Subjectieve ervaringen na episiotomie

A.J.J.
de Bruin

Het getuigt van grote interesse en persoonlijke betrokkenheid wanneer ervaren obstetrici in deze tijd van zgn. high tech-verloskunde aandacht besteden aan pijnervaring tijdens en na een episiotomie (1985;2263-5). Pijn mag dan een raadselachtige subjectieve beleving zijn, een soort privé-bezit van persoonlijke uiting van mens-zijn, er kan veel tegen gedaan worden. Daarvoor is inventarisatie door middel van een enquête een goed uitgangspunt indien daarbij de nodige objectiviteit (eenvormig en aselectief) in acht wordt genomen.

Het formeren van een controlegroep bestaande uit voor het merendeel multiparae zonder perineumletsel, waarbij alle kinderen vanuit hoofdligging (flexie?) geboren werden tegenover een onderzoeksgroep bestaande uit voornamelijk primiparae, van wie 23 per kunstbevalling beviel, terwijl in 7 een stuitbevalling plaatsvond, komt onevenwichtig voor. Omdat verschillende medewerkers betrokken waren bij de baring zou men gaarne wat meer vernemen over het gevoerde beleid bij de psychoprofylactische voorbereiding. Waren de vader en de pasgeborene voor de moeder (buitenlandse?) voelbaar aanwezig bij het hechten? Waarom werd steeds de mediolaterale episiotomie toegepast, terwijl de mediane episiotomie in veel mindere mate de anatomische continuïteit van de bekkenbodem verbreekt,1 maar ook minder pijnlijk is en sneller geneest? De enquête bracht duidelijk aan het licht dat het sluiten van de wond zelf door een kwart van de vrouwen als matig of erg pijnlijk werd ervaren. Waarom was de infiltratietechniek verschillend en zelfs onvoldoende?

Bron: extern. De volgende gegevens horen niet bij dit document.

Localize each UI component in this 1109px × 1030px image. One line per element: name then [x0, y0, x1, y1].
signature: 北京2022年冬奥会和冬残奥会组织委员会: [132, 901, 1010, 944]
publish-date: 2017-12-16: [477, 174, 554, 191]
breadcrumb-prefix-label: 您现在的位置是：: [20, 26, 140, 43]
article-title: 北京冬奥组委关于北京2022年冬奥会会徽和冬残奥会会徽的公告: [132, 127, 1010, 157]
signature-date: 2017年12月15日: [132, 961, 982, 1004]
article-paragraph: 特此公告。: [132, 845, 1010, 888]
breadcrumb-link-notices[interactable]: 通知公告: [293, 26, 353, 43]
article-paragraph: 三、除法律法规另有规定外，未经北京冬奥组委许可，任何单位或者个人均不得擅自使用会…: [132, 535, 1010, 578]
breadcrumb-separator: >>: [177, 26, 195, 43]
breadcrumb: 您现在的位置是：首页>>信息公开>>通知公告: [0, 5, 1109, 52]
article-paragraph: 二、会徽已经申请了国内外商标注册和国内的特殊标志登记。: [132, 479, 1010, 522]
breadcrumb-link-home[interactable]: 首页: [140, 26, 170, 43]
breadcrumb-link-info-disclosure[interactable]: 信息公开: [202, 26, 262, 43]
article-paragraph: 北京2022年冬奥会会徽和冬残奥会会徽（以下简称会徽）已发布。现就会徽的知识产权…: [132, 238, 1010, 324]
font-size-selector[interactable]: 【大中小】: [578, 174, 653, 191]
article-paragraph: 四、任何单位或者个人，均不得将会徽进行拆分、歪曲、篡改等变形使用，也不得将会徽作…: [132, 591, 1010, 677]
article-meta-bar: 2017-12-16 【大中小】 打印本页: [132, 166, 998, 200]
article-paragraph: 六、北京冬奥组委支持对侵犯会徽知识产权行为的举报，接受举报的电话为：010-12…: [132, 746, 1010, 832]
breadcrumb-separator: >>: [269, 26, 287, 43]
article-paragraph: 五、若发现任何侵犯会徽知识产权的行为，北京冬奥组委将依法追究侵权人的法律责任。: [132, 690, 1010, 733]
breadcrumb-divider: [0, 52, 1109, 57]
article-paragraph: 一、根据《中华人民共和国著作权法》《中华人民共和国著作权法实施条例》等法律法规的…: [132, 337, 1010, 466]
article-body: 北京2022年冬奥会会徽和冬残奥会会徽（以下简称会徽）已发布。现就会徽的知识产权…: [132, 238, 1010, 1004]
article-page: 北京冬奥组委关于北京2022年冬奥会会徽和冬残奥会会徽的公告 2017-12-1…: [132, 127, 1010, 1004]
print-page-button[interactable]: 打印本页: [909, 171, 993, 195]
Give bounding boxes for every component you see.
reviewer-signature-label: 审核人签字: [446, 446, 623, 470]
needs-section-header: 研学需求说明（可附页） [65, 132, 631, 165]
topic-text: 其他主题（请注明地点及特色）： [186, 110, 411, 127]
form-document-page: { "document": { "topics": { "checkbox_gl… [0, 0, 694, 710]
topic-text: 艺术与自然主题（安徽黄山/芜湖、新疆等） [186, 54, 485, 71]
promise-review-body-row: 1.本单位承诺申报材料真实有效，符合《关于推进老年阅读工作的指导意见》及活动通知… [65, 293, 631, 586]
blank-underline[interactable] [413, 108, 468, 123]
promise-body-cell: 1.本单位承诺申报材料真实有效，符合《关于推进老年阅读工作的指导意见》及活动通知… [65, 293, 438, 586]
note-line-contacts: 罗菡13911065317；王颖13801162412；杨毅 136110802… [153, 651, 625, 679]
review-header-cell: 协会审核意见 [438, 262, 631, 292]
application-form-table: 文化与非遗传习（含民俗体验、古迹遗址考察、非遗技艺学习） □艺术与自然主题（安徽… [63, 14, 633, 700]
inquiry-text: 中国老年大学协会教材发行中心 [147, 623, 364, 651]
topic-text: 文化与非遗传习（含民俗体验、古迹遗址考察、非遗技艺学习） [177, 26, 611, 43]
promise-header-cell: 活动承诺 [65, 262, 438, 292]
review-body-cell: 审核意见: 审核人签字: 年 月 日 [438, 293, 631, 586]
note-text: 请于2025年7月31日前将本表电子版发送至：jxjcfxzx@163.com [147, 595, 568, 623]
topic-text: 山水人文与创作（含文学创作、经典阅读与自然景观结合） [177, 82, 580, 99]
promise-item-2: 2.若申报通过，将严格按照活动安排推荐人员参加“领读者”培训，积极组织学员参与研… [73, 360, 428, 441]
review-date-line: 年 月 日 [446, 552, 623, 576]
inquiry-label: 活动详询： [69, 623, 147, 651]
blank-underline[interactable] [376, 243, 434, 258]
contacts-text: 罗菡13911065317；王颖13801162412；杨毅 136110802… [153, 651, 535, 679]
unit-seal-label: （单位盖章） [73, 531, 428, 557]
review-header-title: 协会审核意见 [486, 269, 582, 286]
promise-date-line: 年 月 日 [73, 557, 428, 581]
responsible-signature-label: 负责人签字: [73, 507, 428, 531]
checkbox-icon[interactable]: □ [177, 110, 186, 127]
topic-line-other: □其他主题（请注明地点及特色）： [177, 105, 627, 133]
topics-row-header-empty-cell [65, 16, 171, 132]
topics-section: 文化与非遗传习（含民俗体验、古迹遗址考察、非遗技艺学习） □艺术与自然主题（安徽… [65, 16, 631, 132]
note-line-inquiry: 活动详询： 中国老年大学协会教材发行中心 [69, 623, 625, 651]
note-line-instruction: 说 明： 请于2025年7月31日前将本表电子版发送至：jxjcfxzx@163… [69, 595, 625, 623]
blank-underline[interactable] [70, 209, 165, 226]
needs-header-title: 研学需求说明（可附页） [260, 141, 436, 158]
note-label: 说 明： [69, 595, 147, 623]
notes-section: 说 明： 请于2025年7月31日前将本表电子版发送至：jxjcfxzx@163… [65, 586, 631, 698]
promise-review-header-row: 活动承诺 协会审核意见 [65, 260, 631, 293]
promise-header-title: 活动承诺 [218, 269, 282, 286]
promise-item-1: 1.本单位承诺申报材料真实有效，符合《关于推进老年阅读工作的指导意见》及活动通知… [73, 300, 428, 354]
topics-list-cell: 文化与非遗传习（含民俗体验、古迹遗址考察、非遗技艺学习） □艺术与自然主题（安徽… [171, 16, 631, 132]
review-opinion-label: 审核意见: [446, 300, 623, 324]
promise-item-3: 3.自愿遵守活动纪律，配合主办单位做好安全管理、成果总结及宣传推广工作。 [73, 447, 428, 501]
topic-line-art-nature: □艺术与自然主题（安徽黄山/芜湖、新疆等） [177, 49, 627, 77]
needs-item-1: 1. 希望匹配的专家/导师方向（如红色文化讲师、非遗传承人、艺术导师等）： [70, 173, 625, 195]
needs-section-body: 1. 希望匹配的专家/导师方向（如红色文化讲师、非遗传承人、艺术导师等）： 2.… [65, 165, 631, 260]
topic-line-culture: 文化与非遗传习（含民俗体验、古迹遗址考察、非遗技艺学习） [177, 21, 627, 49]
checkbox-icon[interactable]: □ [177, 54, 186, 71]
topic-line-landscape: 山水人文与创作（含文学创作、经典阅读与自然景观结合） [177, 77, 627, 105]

De anatomie (3 takken) en de techniek van een efficiënte N. pudendus-blokkade mogen toch als genoegzaam bekend worden beschouwd.2

Ook de pijn na episiotomie is een ernstig probleem; in de enquête gaf 37 veel pijn aan (infectie?) en had 63 behoefte aan geneesmiddelen. Reeds om deze redenen is profylactische episiotomie als een routine-ingreep niet aangewezen.

Het wordt tijd, dat in de verloskundige organisatie de vrouw zelf inspraak krijgt in het restrictieve beleid rondom een episiotomie.

Gaarne danken wij collega De Bruin voor zijn opmerkingen. In onze kliniek wordt inderdaad meestal voor een mediolaterale incisie gekozen. Terecht vraagt collega De Bruin wat meer aandacht voor de mediane episiotomie. De indicaties voor mediane episiotomie zijn echter beperkt. Indien er duidelijk ruimte nodig is, bijvoorbeeld bij stuitligging of vaginale kunstverlossing, is een mediane episiotomie niet aangewezen. Er is een aanzienlijk risico voor totaalruptuur. Dit risico is zelfs hoger dan wanneer er geen episiotomie werd verricht. Indien men toch een indicatie voor een mediane episiotomie heeft, is het de vraag of het gewoon laten ruptureren van het perineum niet beter is.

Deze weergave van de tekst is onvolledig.